C’est dès potron-minet hier lundi 18 mars 2013 que le Premier ministre, Luc Adolphe Tiao, en compagnie d’une forte délégation s’est rendu sur le futur site de l’université Ouaga II située à une dizaine de kilomètres à l’est de la capitale, dans la commune rurale de Saaba. Le chef du gouvernement est allé constater de visu l’évolution des chantiers. Ouaga II est une université publique dont la construction a débuté en 2008.

Mais l’exécution accuse plusieurs mois de retard, qui s’explique en partie par des problèmes techniques liés au terrain. Elle comptera trois unités de formation et de recherches, neuf instituts, une bibliothèque centrale, des amphithéâtres jumelés de deux mille cinq cents places. Une cité universitaire de 408 lits et dont le coût s’élève à un milliard cinq cent millions (1 500 000 000) de F CFA est assez avancée. Cette université accueillera à terme 3262 étudiants. Luc Adolphe Tiao a interpellé vigoureusement les différentes entreprises qui ont en charge les différents chantiers sur le respect des délais contractuels. «Il n’y aura pas d’avenant parce que l’enveloppe n’est pas extensible», a-t-il déclaré en ajoutant qu’il reviendra en juin prochain pour apprécier l’évolution des travaux.

Cap ensuite sur l’université de Ouagadougou encore appelée campus de Zogona où le Premier ministre a visité sous un soleil de plomb et à pas de course aussi plusieurs chantiers tels que ceux des pavillons, du bâtiment de l’odonto-stomatologie et les bureaux des enseignants.

10 h 30, il fait difficilement son entrée dans l’amphithéâtre de l’Union africaine plus connu sous le nom de l’amphi D libyen où il doit livrer une adresse à la communauté universitaire et présidée une cérémonie de décoration d’enseignants reçus au concours d’agrégation du CAMES. Il a, en effet, du mal à se frayer un passage jusqu’à l’amphi, car, juste en face, des étudiants manifestent pour dénoncer leurs conditions de vie et d’études. Il y a beaucoup d’adrénalines voire de la tension dans l’air. Par contre, l’amphithéâtre est archicomble et chauffé à blanc, dehors ceux qui n’ont pu accéder à la salle font un "boucan" terrible. On se croirait au stade du 4-Août où les supporters cognent le portail lorsqu’ils n’ont pas pu accéder à l’intérieur de la cuvette. Il faut user de toutes ses cordes vocales pour se faire entendre par son voisin.

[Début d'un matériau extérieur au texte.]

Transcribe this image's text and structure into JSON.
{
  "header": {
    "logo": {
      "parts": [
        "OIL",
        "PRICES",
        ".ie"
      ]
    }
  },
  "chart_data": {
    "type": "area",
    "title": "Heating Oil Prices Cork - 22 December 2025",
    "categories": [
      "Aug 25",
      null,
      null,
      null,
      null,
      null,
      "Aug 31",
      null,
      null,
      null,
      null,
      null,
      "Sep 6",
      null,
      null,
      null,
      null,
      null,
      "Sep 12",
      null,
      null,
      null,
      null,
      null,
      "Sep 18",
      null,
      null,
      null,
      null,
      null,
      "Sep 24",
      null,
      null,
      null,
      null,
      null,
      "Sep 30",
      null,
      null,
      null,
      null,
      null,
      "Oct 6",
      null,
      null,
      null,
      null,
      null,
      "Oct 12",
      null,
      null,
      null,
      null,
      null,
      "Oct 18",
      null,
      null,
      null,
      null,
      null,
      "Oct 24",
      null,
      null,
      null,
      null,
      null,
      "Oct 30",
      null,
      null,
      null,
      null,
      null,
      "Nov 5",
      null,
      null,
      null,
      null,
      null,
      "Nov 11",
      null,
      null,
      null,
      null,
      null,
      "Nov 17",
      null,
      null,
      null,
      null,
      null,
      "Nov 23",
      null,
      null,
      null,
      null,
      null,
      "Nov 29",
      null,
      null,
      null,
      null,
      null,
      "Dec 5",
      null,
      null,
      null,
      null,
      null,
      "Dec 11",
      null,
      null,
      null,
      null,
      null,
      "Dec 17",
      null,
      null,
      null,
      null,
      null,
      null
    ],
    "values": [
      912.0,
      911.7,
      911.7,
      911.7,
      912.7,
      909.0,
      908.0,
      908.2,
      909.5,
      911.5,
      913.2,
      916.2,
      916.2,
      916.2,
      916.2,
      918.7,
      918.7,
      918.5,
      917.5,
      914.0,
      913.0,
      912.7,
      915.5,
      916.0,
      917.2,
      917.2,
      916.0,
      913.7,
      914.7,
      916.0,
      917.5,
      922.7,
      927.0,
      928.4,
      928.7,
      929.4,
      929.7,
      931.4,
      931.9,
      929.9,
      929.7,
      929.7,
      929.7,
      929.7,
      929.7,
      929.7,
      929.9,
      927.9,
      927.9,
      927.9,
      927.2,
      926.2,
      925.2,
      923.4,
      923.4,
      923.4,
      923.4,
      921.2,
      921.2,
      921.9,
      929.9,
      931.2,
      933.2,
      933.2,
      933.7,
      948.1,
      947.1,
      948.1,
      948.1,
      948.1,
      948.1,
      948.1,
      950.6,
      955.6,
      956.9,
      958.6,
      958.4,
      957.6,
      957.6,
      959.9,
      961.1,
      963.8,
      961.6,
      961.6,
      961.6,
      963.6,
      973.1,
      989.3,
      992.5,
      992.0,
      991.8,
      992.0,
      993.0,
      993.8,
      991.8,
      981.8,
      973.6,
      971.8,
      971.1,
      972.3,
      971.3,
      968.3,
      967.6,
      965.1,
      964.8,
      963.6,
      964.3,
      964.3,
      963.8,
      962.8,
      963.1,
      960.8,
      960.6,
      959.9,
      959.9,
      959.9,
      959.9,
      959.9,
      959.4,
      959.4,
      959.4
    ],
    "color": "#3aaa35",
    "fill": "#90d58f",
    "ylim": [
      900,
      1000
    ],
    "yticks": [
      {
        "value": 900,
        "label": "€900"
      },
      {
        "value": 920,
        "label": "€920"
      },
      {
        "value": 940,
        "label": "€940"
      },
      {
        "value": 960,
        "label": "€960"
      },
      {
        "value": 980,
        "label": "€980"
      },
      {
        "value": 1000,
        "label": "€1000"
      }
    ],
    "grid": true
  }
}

Les choses se passent plutôt bien dans l’amphithéâtre avec la communauté universitaire constituée d’enseignants, du personnel de soutien et bien évidemment de plusieurs centaines d’étudiants. Ils chantent tous à l’unisson avec le chef du gouvernement le Ditanyè. Puis Karifa Bayo, président de l’université de Ouagadougou, s’avance au pupitre pour s’adresser au Premier ministre au nom de toute la communauté. «Dis la vérité à Luc, on a faim !», entend-on dans la foule. Impassible aux commentaires qui fusent ça et là, Karifa Bayo prononce son allocution. Pour lui, cette visite du Premier ministre est une marque d’égard à un monde singulier et est aussi une preuve de bonne gouvernance et de management. A sa suite, le Premier ministre, Luc Adolphe Tiao, tablette en main, s’avance pour livrer son adresse. Il n’arrivera pas à faire fonctionner l’outil, aléa technologique oblige ! Le vilain tour que lui joue son bijou a suscité de nombreux commentaires. «C’est du chine toc !», a lancé alors un étudiant dont la voix est arrivée à transcender le concert de murmures du public. Luc Adolphe Tiao se résout alors à utiliser son support papier.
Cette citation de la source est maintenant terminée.